Google has been upfront about greater use of learning AI (as opposed to hand-tuned algorithms like PageRank) to index and rank their search results. In order to return a good result, a learning AI system must first be trained on what a good result looks like. Since search returns results to humans, humans have to provide the guidance on what is a good or bad result.

Often an AI can be trained by a corpus, like training a spell correcter by feeding it the text of a dictionary. But the data that Google works is the entire web, which changes all the time, so they need constant feedback on what is good or bad.

Google also personalizes results now, so the AI needs to learn not just what is a good result, but what is a good result for that particular person, given everything else the AI knows about that person. That would require inputs from a wide variety of people.

I think it's proof that google has done an amazing sales job.

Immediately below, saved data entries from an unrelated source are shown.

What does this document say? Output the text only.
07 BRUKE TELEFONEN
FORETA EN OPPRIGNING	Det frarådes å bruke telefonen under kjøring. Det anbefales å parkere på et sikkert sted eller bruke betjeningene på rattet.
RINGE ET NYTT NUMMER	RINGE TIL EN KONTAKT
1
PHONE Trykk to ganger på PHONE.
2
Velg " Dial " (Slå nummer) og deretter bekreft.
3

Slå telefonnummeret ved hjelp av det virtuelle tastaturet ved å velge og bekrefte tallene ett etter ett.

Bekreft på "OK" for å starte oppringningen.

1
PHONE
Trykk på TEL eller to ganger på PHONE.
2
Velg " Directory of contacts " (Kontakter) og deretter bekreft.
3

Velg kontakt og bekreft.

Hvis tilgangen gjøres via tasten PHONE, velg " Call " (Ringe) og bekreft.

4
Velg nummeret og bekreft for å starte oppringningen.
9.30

Their ML algos really come down to codified, scaled human intuition and decisions. However, to avoid having to answer for them (google has the ability to make or break many internet companies), they repeatedly go on and on about ML and pretend it's just math, as if there is a first principles answer to eg which candle company should rank highest passed down from Gauss.

The reason this is valuable to google is if they admit it is just collective human judgement, governments are much more likely to demand input.

I suspect this is also a fail safe which allows them to use learning algorithms that give less than well understood results that still perform well (think neural networks and deep learning).